Chambersburg Borough Councilman William F. McLaughlin has a more expanded vision than Depuy outlined. He noted there is a Holocaust Museum in Washington, D.C., and said the United States should establish regional museums and interpretive centers on the history of slavery.

"Slavery, that peculiar institution was the original sin of this nation," he said, calling it "our national holocaust."

"I think one of them ought to be right here because of our proximity to the Mason-Dixon Line," McLaughlin said.

Franklin County stands out for other reasons, too, he said. It was a stop along the Underground Railroad, Pennsylvania Quakers led the abolitionist movement and Chambersburg was the gateway to Gettysburg for Confederate troops in 1863.

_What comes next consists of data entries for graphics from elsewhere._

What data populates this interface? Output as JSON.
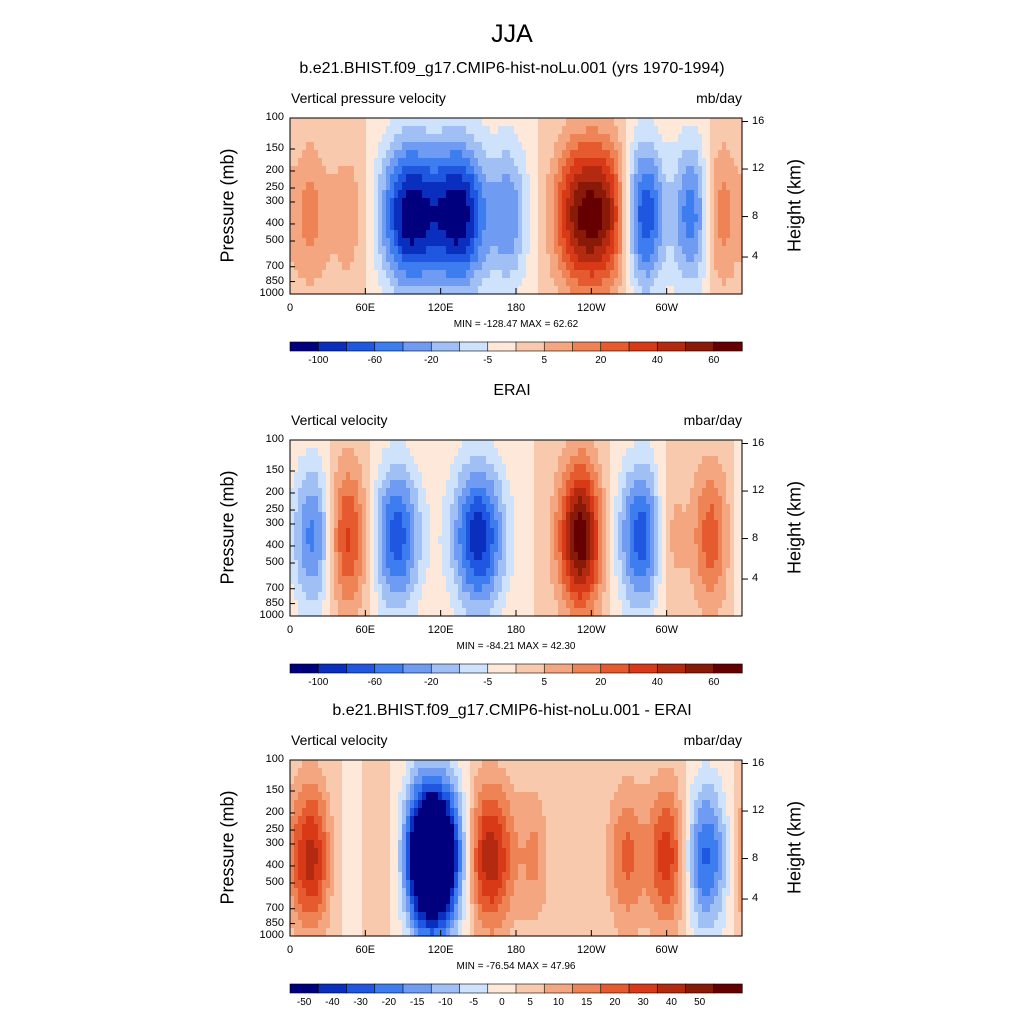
{
  "figure": {
    "main_title": "JJA"
  },
  "chart_data": [
    {
      "type": "heatmap",
      "title": "b.e21.BHIST.f09_g17.CMIP6-hist-noLu.001 (yrs 1970-1994)",
      "left_label": "Vertical pressure velocity",
      "units_label": "mb/day",
      "ylabel": "Pressure (mb)",
      "ylabel_right": "Height (km)",
      "xticks": [
        "0",
        "60E",
        "120E",
        "180",
        "120W",
        "60W"
      ],
      "yticks": [
        "100",
        "150",
        "200",
        "250",
        "300",
        "400",
        "500",
        "700",
        "850",
        "1000"
      ],
      "height_ticks": [
        "16",
        "12",
        "8",
        "4"
      ],
      "stats": "MIN = -128.47  MAX =  62.62",
      "colorbar": {
        "levels": [
          "-100",
          "-60",
          "-20",
          "-5",
          "5",
          "20",
          "40",
          "60"
        ],
        "colors": [
          "#00007f",
          "#0a2fbf",
          "#1f57e0",
          "#3d7df0",
          "#6f9cf2",
          "#a0c0f5",
          "#cfe2fb",
          "#fde8d9",
          "#f9c9ae",
          "#f4a680",
          "#ee8456",
          "#e65a30",
          "#d83a18",
          "#b32a10",
          "#8a1a08",
          "#660000"
        ]
      },
      "features": [
        {
          "lon": 20,
          "sign": 1,
          "strength": 0.45
        },
        {
          "lon": 32,
          "sign": -1,
          "strength": 0.55
        },
        {
          "lon": 40,
          "sign": 1,
          "strength": 0.5
        },
        {
          "lon": 95,
          "sign": -1,
          "strength": 0.75
        },
        {
          "lon": 135,
          "sign": -1,
          "strength": 0.75
        },
        {
          "lon": 175,
          "sign": -1,
          "strength": 0.35
        },
        {
          "lon": 230,
          "sign": 1,
          "strength": 0.6
        },
        {
          "lon": 255,
          "sign": 1,
          "strength": 0.55
        },
        {
          "lon": 285,
          "sign": -1,
          "strength": 0.7
        },
        {
          "lon": 300,
          "sign": 1,
          "strength": 0.3
        },
        {
          "lon": 320,
          "sign": -1,
          "strength": 0.45
        },
        {
          "lon": 342,
          "sign": 1,
          "strength": 0.3
        }
      ]
    },
    {
      "type": "heatmap",
      "title": "ERAI",
      "left_label": "Vertical velocity",
      "units_label": "mbar/day",
      "ylabel": "Pressure (mb)",
      "ylabel_right": "Height (km)",
      "xticks": [
        "0",
        "60E",
        "120E",
        "180",
        "120W",
        "60W"
      ],
      "yticks": [
        "100",
        "150",
        "200",
        "250",
        "300",
        "400",
        "500",
        "700",
        "850",
        "1000"
      ],
      "height_ticks": [
        "16",
        "12",
        "8",
        "4"
      ],
      "stats": "MIN = -84.21  MAX =  42.30",
      "colorbar": {
        "levels": [
          "-100",
          "-60",
          "-20",
          "-5",
          "5",
          "20",
          "40",
          "60"
        ],
        "colors": [
          "#00007f",
          "#0a2fbf",
          "#1f57e0",
          "#3d7df0",
          "#6f9cf2",
          "#a0c0f5",
          "#cfe2fb",
          "#fde8d9",
          "#f9c9ae",
          "#f4a680",
          "#ee8456",
          "#e65a30",
          "#d83a18",
          "#b32a10",
          "#8a1a08",
          "#660000"
        ]
      },
      "features": [
        {
          "lon": 22,
          "sign": -1,
          "strength": 0.55
        },
        {
          "lon": 42,
          "sign": 1,
          "strength": 0.55
        },
        {
          "lon": 85,
          "sign": -1,
          "strength": 0.55
        },
        {
          "lon": 150,
          "sign": -1,
          "strength": 0.65
        },
        {
          "lon": 228,
          "sign": 1,
          "strength": 0.45
        },
        {
          "lon": 235,
          "sign": 1,
          "strength": 0.35
        },
        {
          "lon": 282,
          "sign": -1,
          "strength": 0.6
        },
        {
          "lon": 300,
          "sign": 1,
          "strength": 0.3
        },
        {
          "lon": 335,
          "sign": 1,
          "strength": 0.35
        }
      ]
    },
    {
      "type": "heatmap",
      "title": "b.e21.BHIST.f09_g17.CMIP6-hist-noLu.001 - ERAI",
      "left_label": "Vertical velocity",
      "units_label": "mbar/day",
      "ylabel": "Pressure (mb)",
      "ylabel_right": "Height (km)",
      "xticks": [
        "0",
        "60E",
        "120E",
        "180",
        "120W",
        "60W"
      ],
      "yticks": [
        "100",
        "150",
        "200",
        "250",
        "300",
        "400",
        "500",
        "700",
        "850",
        "1000"
      ],
      "height_ticks": [
        "16",
        "12",
        "8",
        "4"
      ],
      "stats": "MIN = -76.54  MAX =  47.96",
      "colorbar": {
        "levels": [
          "-50",
          "-40",
          "-30",
          "-20",
          "-15",
          "-10",
          "-5",
          "0",
          "5",
          "10",
          "15",
          "20",
          "30",
          "40",
          "50"
        ],
        "colors": [
          "#00007f",
          "#0a2fbf",
          "#1f57e0",
          "#3d7df0",
          "#6f9cf2",
          "#a0c0f5",
          "#cfe2fb",
          "#fde8d9",
          "#f9c9ae",
          "#f4a680",
          "#ee8456",
          "#e65a30",
          "#d83a18",
          "#b32a10",
          "#8a1a08",
          "#660000"
        ]
      },
      "features": [
        {
          "lon": 22,
          "sign": 1,
          "strength": 0.7
        },
        {
          "lon": 34,
          "sign": -1,
          "strength": 0.4
        },
        {
          "lon": 88,
          "sign": 1,
          "strength": 0.4
        },
        {
          "lon": 105,
          "sign": -1,
          "strength": 0.8
        },
        {
          "lon": 118,
          "sign": -1,
          "strength": 0.75
        },
        {
          "lon": 158,
          "sign": 1,
          "strength": 0.6
        },
        {
          "lon": 195,
          "sign": 1,
          "strength": 0.2
        },
        {
          "lon": 272,
          "sign": 1,
          "strength": 0.45
        },
        {
          "lon": 283,
          "sign": -1,
          "strength": 0.4
        },
        {
          "lon": 298,
          "sign": 1,
          "strength": 0.6
        },
        {
          "lon": 330,
          "sign": -1,
          "strength": 0.55
        }
      ]
    }
  ]
}
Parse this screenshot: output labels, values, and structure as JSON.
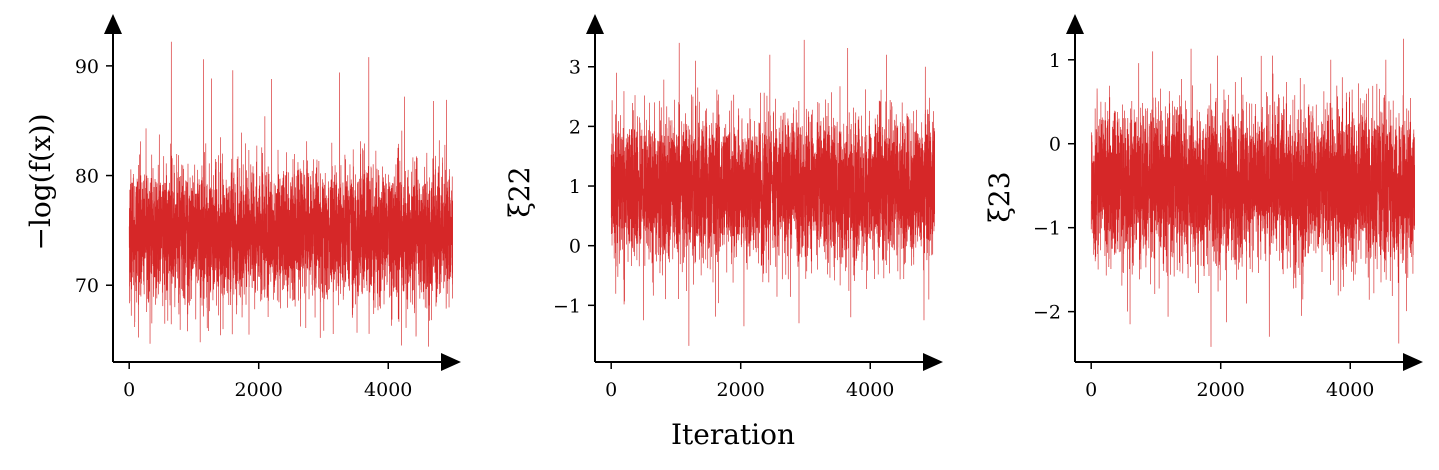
{
  "chart_data": [
    {
      "type": "line",
      "xlabel": "",
      "ylabel": "−log(f(x))",
      "xlim": [
        -250,
        5000
      ],
      "ylim": [
        63,
        94
      ],
      "xticks": [
        0,
        2000,
        4000
      ],
      "xtick_labels": [
        "0",
        "2000",
        "4000"
      ],
      "yticks": [
        70,
        80,
        90
      ],
      "ytick_labels": [
        "70",
        "80",
        "90"
      ],
      "grid": false,
      "series": [
        {
          "color": "#d62728",
          "n_points": 5000,
          "center": 74.7,
          "typical_band": [
            69.5,
            82
          ],
          "min": 64.4,
          "max": 92.2,
          "spikes": [
            [
              650,
              92.2
            ],
            [
              260,
              84.3
            ],
            [
              1150,
              90.6
            ],
            [
              1600,
              89.6
            ],
            [
              2200,
              88.8
            ],
            [
              3250,
              89.4
            ],
            [
              3700,
              90.8
            ],
            [
              4700,
              86.8
            ],
            [
              4250,
              87.2
            ],
            [
              4900,
              86.9
            ],
            [
              4620,
              64.4
            ],
            [
              1850,
              65.5
            ],
            [
              2950,
              65.2
            ],
            [
              900,
              65.8
            ],
            [
              4050,
              66.3
            ]
          ]
        }
      ]
    },
    {
      "type": "line",
      "xlabel": "Iteration",
      "ylabel": "ξ22",
      "xlim": [
        -250,
        5000
      ],
      "ylim": [
        -1.95,
        3.75
      ],
      "xticks": [
        0,
        2000,
        4000
      ],
      "xtick_labels": [
        "0",
        "2000",
        "4000"
      ],
      "yticks": [
        -1,
        0,
        1,
        2,
        3
      ],
      "ytick_labels": [
        "−1",
        "0",
        "1",
        "2",
        "3"
      ],
      "grid": false,
      "series": [
        {
          "color": "#d62728",
          "n_points": 5000,
          "center": 0.95,
          "typical_band": [
            -0.25,
            2.2
          ],
          "min": -1.68,
          "max": 3.45,
          "spikes": [
            [
              80,
              2.9
            ],
            [
              1050,
              3.4
            ],
            [
              1300,
              3.1
            ],
            [
              2450,
              3.2
            ],
            [
              2980,
              3.45
            ],
            [
              4250,
              3.2
            ],
            [
              4850,
              3.0
            ],
            [
              1200,
              -1.68
            ],
            [
              2050,
              -1.35
            ],
            [
              2900,
              -1.3
            ],
            [
              4830,
              -1.25
            ],
            [
              500,
              -1.25
            ],
            [
              3700,
              -1.2
            ]
          ]
        }
      ]
    },
    {
      "type": "line",
      "xlabel": "",
      "ylabel": "ξ23",
      "xlim": [
        -250,
        5000
      ],
      "ylim": [
        -2.6,
        1.45
      ],
      "xticks": [
        0,
        2000,
        4000
      ],
      "xtick_labels": [
        "0",
        "2000",
        "4000"
      ],
      "yticks": [
        -2,
        -1,
        0,
        1
      ],
      "ytick_labels": [
        "−2",
        "−1",
        "0",
        "1"
      ],
      "grid": false,
      "series": [
        {
          "color": "#d62728",
          "n_points": 5000,
          "center": -0.5,
          "typical_band": [
            -1.45,
            0.45
          ],
          "min": -2.42,
          "max": 1.25,
          "spikes": [
            [
              4820,
              1.25
            ],
            [
              950,
              1.1
            ],
            [
              1950,
              1.05
            ],
            [
              2800,
              1.05
            ],
            [
              3700,
              1.0
            ],
            [
              4550,
              1.0
            ],
            [
              1850,
              -2.42
            ],
            [
              4750,
              -2.38
            ],
            [
              2750,
              -2.3
            ],
            [
              600,
              -2.15
            ],
            [
              3250,
              -2.05
            ]
          ]
        }
      ]
    }
  ]
}
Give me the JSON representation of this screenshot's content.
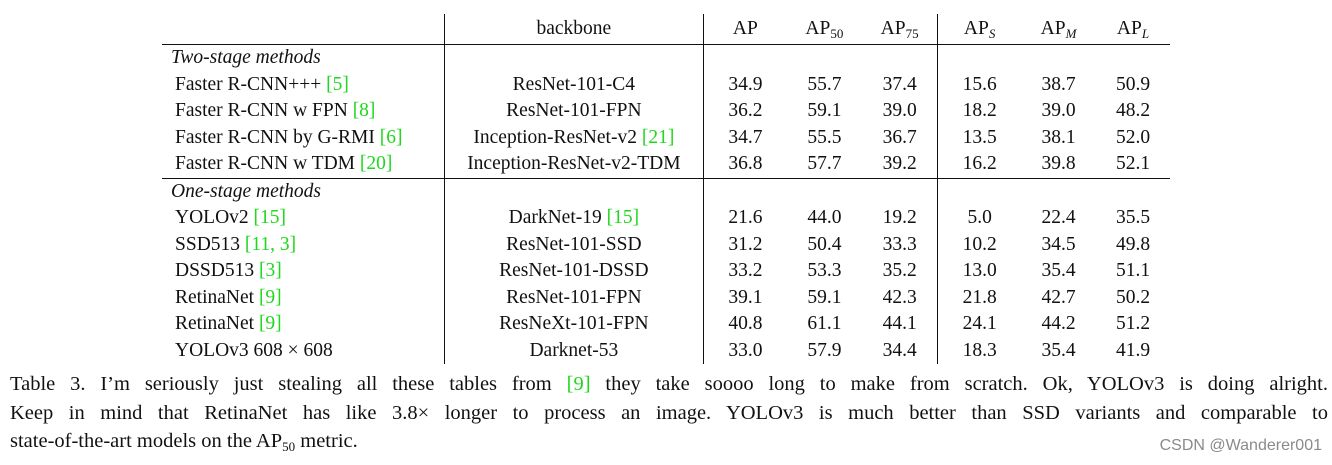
{
  "table": {
    "headers": {
      "backbone": "backbone",
      "ap": "AP",
      "ap50_base": "AP",
      "ap50_sub": "50",
      "ap75_base": "AP",
      "ap75_sub": "75",
      "aps_base": "AP",
      "aps_sub": "S",
      "apm_base": "AP",
      "apm_sub": "M",
      "apl_base": "AP",
      "apl_sub": "L"
    },
    "group1": "Two-stage methods",
    "group2": "One-stage methods",
    "rows": [
      {
        "method": "Faster R-CNN+++ ",
        "ref": "[5]",
        "backbone": "ResNet-101-C4",
        "bref": "",
        "ap": "34.9",
        "ap50": "55.7",
        "ap75": "37.4",
        "aps": "15.6",
        "apm": "38.7",
        "apl": "50.9"
      },
      {
        "method": "Faster R-CNN w FPN ",
        "ref": "[8]",
        "backbone": "ResNet-101-FPN",
        "bref": "",
        "ap": "36.2",
        "ap50": "59.1",
        "ap75": "39.0",
        "aps": "18.2",
        "apm": "39.0",
        "apl": "48.2"
      },
      {
        "method": "Faster R-CNN by G-RMI ",
        "ref": "[6]",
        "backbone": "Inception-ResNet-v2 ",
        "bref": "[21]",
        "ap": "34.7",
        "ap50": "55.5",
        "ap75": "36.7",
        "aps": "13.5",
        "apm": "38.1",
        "apl": "52.0"
      },
      {
        "method": "Faster R-CNN w TDM ",
        "ref": "[20]",
        "backbone": "Inception-ResNet-v2-TDM",
        "bref": "",
        "ap": "36.8",
        "ap50": "57.7",
        "ap75": "39.2",
        "aps": "16.2",
        "apm": "39.8",
        "apl": "52.1"
      },
      {
        "method": "YOLOv2 ",
        "ref": "[15]",
        "backbone": "DarkNet-19 ",
        "bref": "[15]",
        "ap": "21.6",
        "ap50": "44.0",
        "ap75": "19.2",
        "aps": "5.0",
        "apm": "22.4",
        "apl": "35.5"
      },
      {
        "method": "SSD513 ",
        "ref": "[11, 3]",
        "backbone": "ResNet-101-SSD",
        "bref": "",
        "ap": "31.2",
        "ap50": "50.4",
        "ap75": "33.3",
        "aps": "10.2",
        "apm": "34.5",
        "apl": "49.8"
      },
      {
        "method": "DSSD513 ",
        "ref": "[3]",
        "backbone": "ResNet-101-DSSD",
        "bref": "",
        "ap": "33.2",
        "ap50": "53.3",
        "ap75": "35.2",
        "aps": "13.0",
        "apm": "35.4",
        "apl": "51.1"
      },
      {
        "method": "RetinaNet ",
        "ref": "[9]",
        "backbone": "ResNet-101-FPN",
        "bref": "",
        "ap": "39.1",
        "ap50": "59.1",
        "ap75": "42.3",
        "aps": "21.8",
        "apm": "42.7",
        "apl": "50.2"
      },
      {
        "method": "RetinaNet ",
        "ref": "[9]",
        "backbone": "ResNeXt-101-FPN",
        "bref": "",
        "ap": "40.8",
        "ap50": "61.1",
        "ap75": "44.1",
        "aps": "24.1",
        "apm": "44.2",
        "apl": "51.2"
      },
      {
        "method": "YOLOv3 608 × 608",
        "ref": "",
        "backbone": "Darknet-53",
        "bref": "",
        "ap": "33.0",
        "ap50": "57.9",
        "ap75": "34.4",
        "aps": "18.3",
        "apm": "35.4",
        "apl": "41.9"
      }
    ]
  },
  "caption": {
    "line1_pre": "Table 3. I’m seriously just stealing all these tables from ",
    "line1_ref": "[9]",
    "line1_post": " they take soooo long to make from scratch. Ok, YOLOv3 is doing alright.",
    "line2": "Keep in mind that RetinaNet has like 3.8× longer to process an image. YOLOv3 is much better than SSD variants and comparable to",
    "line3_pre": "state-of-the-art models on the AP",
    "line3_sub": "50",
    "line3_post": " metric."
  },
  "watermark": "CSDN @Wanderer001"
}
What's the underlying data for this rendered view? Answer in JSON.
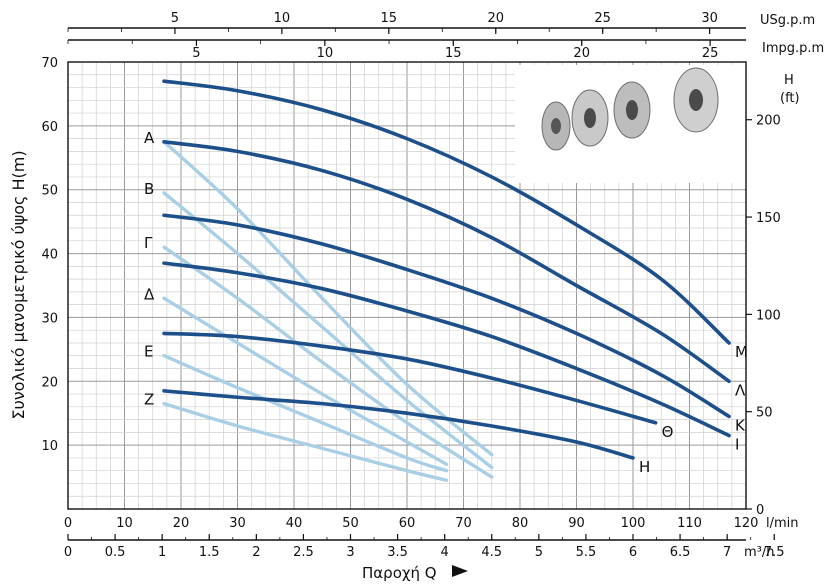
{
  "chart_data": {
    "type": "line",
    "xlabel": "Παροχή Q",
    "ylabel": "Συνολικό μανομετρικό ύψος H(m)",
    "xlim": [
      0,
      120
    ],
    "ylim": [
      0,
      70
    ],
    "grid": true,
    "x_unit_primary": "l/min",
    "x_unit_secondary": "m³/h",
    "y_unit_right_title": "H",
    "y_unit_right_sub": "(ft)",
    "top_axis1_unit": "USg.p.m",
    "top_axis2_unit": "Impg.p.m",
    "x_ticks_lmin": [
      "0",
      "10",
      "20",
      "30",
      "40",
      "50",
      "60",
      "70",
      "80",
      "90",
      "100",
      "110",
      "120"
    ],
    "x_ticks_m3h": [
      "0",
      "0.5",
      "1",
      "1.5",
      "2",
      "2.5",
      "3",
      "3.5",
      "4",
      "4.5",
      "5",
      "5.5",
      "6",
      "6.5",
      "7",
      "7.5"
    ],
    "y_ticks_m": [
      "10",
      "20",
      "30",
      "40",
      "50",
      "60",
      "70"
    ],
    "y_ticks_ft": [
      "0",
      "50",
      "100",
      "150",
      "200"
    ],
    "top_ticks_usgpm": [
      "5",
      "10",
      "15",
      "20",
      "25",
      "30"
    ],
    "top_ticks_impgpm": [
      "5",
      "10",
      "15",
      "20",
      "25"
    ],
    "series": [
      {
        "name": "A",
        "color": "#a9cfe6",
        "x": [
          17,
          30,
          45,
          60,
          75
        ],
        "y": [
          57.5,
          47,
          33,
          19.5,
          8.5
        ]
      },
      {
        "name": "B",
        "color": "#a9cfe6",
        "x": [
          17,
          30,
          45,
          60,
          75
        ],
        "y": [
          49.5,
          40,
          28.5,
          17,
          6.5
        ]
      },
      {
        "name": "Γ",
        "color": "#a9cfe6",
        "x": [
          17,
          30,
          45,
          60,
          75
        ],
        "y": [
          41,
          33,
          23,
          13.5,
          5
        ]
      },
      {
        "name": "Δ",
        "color": "#a9cfe6",
        "x": [
          17,
          30,
          45,
          60,
          67
        ],
        "y": [
          33,
          26,
          18,
          10.5,
          7
        ]
      },
      {
        "name": "E",
        "color": "#a9cfe6",
        "x": [
          17,
          30,
          45,
          60,
          67
        ],
        "y": [
          24,
          19,
          13.5,
          8,
          6
        ]
      },
      {
        "name": "Z",
        "color": "#a9cfe6",
        "x": [
          17,
          30,
          45,
          60,
          67
        ],
        "y": [
          16.5,
          13,
          9.5,
          6,
          4.5
        ]
      },
      {
        "name": "H",
        "color": "#1d4f8a",
        "x": [
          17,
          30,
          45,
          60,
          75,
          90,
          100
        ],
        "y": [
          18.5,
          17.5,
          16.5,
          15,
          13,
          10.5,
          8
        ]
      },
      {
        "name": "Θ",
        "color": "#1d4f8a",
        "x": [
          17,
          30,
          45,
          60,
          75,
          90,
          104
        ],
        "y": [
          27.5,
          27,
          25.5,
          23.5,
          20.5,
          17,
          13.5
        ]
      },
      {
        "name": "I",
        "color": "#1d4f8a",
        "x": [
          17,
          30,
          45,
          60,
          75,
          90,
          105,
          117
        ],
        "y": [
          38.5,
          37,
          34.5,
          31,
          27,
          22,
          16.5,
          11.5
        ]
      },
      {
        "name": "K",
        "color": "#1d4f8a",
        "x": [
          17,
          30,
          45,
          60,
          75,
          90,
          105,
          117
        ],
        "y": [
          46,
          44.5,
          41.5,
          37.5,
          33,
          27.5,
          21,
          14.5
        ]
      },
      {
        "name": "Λ",
        "color": "#1d4f8a",
        "x": [
          17,
          30,
          45,
          60,
          75,
          90,
          105,
          117
        ],
        "y": [
          57.5,
          56,
          53,
          48.5,
          42.5,
          35,
          27.5,
          20
        ]
      },
      {
        "name": "M",
        "color": "#1d4f8a",
        "x": [
          17,
          30,
          45,
          60,
          75,
          90,
          105,
          117
        ],
        "y": [
          67,
          65.5,
          62.5,
          58,
          52,
          44.5,
          36,
          26
        ]
      }
    ]
  }
}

Antietam National Battlefield historian and author Ted Alexander of Greencastle, Pa., said Chambersburg's Civil War history had national impact. One of the first major forays by Union troops into the Shenandoah Valley was staged from Chambersburg; hundreds of injured Union soldiers were hospitalized here after Antietam; and J.E.B. Stuart's 1862 raid contributed to Abraham Lincoln firing Gen. George McClellan as commander of the Union army.

In July 1864, Chambersburg became the only town north of the Mason-Dixon Line to be burned by the Confederates, he said. Alexander said Confederate raiders rounded up free blacks and escaped slaves, returning them to bondage.

Of 180,000 blacks to serve in the Union Army, 500 came from Franklin County, Alexander said.

Chambersburg businessman James Wolfson, who did much of the research and prepared the application for the marker, said the state approved it in 1999, but it was too late for a celebration last year, the 140th anniversary of the Douglass-Brown meeting.